Yoga is demanding on the wrist as it requires a lot of weight-bearing, flexibility and strength. Here is a guide to returning to yoga after suffering a wrist injury.
Returning to sports after a wrist injury can be a challenge. Yoga is demanding on the wrist as it requires a lot of weight-bearing, flexibility and strength. Tanya Coats is here to help ensure a speedier and pain-free return to Yoga.
Range of Motion
After a wrist injury, you may have reduced range of motion of the wrist into extension. This can make trying to get your hand into the right position difficult. Stretching exercises throughout the day and prior to yoga can be helpful. Longer stretches are more effective than shorter ones. Try to bend your wrist back until you feel a pull or slight discomfort and hold even up to a few minutes at a time.
A folded blanket or small towel can reduce pressure through the wrist. Place the blanket/towel just under the heel of your hands. This reduces the amount of wrist extension required. Best to do this with both hands to maintain balance.
Use a block instead of placing your hands on the floor so you can cup your hands of the side of the block again to eliminate the need for greater wrist extension.

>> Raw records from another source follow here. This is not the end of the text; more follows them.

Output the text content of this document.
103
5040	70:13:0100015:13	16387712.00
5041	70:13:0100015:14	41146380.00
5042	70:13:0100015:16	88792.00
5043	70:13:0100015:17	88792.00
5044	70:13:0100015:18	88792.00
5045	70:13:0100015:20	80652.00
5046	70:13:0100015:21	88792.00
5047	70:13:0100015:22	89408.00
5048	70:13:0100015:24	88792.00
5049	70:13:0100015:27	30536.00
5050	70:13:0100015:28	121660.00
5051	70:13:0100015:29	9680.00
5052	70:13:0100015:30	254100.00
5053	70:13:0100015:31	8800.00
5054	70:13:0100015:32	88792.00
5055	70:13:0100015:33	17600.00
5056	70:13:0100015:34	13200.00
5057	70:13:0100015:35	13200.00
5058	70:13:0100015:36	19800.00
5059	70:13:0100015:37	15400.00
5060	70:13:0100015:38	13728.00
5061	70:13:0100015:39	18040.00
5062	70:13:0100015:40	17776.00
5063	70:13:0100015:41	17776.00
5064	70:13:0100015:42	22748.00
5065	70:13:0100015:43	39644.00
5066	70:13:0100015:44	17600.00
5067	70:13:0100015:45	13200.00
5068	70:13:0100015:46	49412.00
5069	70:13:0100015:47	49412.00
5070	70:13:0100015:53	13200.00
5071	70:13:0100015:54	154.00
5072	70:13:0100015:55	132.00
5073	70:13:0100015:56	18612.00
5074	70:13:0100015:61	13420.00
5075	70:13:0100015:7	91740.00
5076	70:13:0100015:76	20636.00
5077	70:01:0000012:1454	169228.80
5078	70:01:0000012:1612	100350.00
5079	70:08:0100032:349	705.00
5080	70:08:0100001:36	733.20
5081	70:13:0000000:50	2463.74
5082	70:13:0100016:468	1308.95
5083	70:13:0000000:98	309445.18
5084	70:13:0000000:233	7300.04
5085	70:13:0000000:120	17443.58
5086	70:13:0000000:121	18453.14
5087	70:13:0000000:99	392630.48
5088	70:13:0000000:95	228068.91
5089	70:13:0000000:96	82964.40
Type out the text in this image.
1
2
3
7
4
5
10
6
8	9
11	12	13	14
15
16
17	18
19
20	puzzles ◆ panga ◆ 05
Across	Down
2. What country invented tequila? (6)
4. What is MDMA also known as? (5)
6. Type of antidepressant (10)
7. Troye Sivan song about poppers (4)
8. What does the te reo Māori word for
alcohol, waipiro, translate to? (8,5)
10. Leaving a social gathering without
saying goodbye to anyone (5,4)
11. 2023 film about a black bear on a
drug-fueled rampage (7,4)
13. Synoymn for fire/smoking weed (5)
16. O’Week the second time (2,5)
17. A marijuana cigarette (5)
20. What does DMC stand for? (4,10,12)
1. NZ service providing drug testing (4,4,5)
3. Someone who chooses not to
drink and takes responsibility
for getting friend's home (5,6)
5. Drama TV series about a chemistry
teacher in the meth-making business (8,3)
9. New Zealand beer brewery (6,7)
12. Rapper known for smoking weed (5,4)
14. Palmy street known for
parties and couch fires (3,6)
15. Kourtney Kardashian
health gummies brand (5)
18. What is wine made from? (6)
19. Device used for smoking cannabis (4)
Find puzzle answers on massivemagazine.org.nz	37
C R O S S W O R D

There are many positions you can complete without placing pressure through your wrist or adopt a plank positon instead where you rest on your forearms.
Weakness and imbalance in the muscles can cause overloading through the wrist and hand. You not only need strength in your wrist and hand, but in your forearm, upper arm, and shoulders to maintain correct alignment and technique. Proprioception can also be reduced when you have an injury.
Exercises using weights, theraband, slosh pipes and powerballs can help to improve stability and strength to prepare you for Yoga. A hand therapist can design a program specifically for you.
Ensure you have the right technique. Your instructor will be able to guide you during the session. Be aware of keep your shoulders above your wrists in a straight line.
Don’t put too much weight through the heel of your hands and let you hand go into a ‘cupped’ shape. Instead flatten your hands onto the mat, and push your fingers down. This de-loads the wrist joint and places more even pressure through the hand, wrist and forearm.
Use a thin mat on a hard surface. Whilst a soft surface may seem like it would be better for your wrist, you are more likely to sink into them causing more loading through the wrist joint.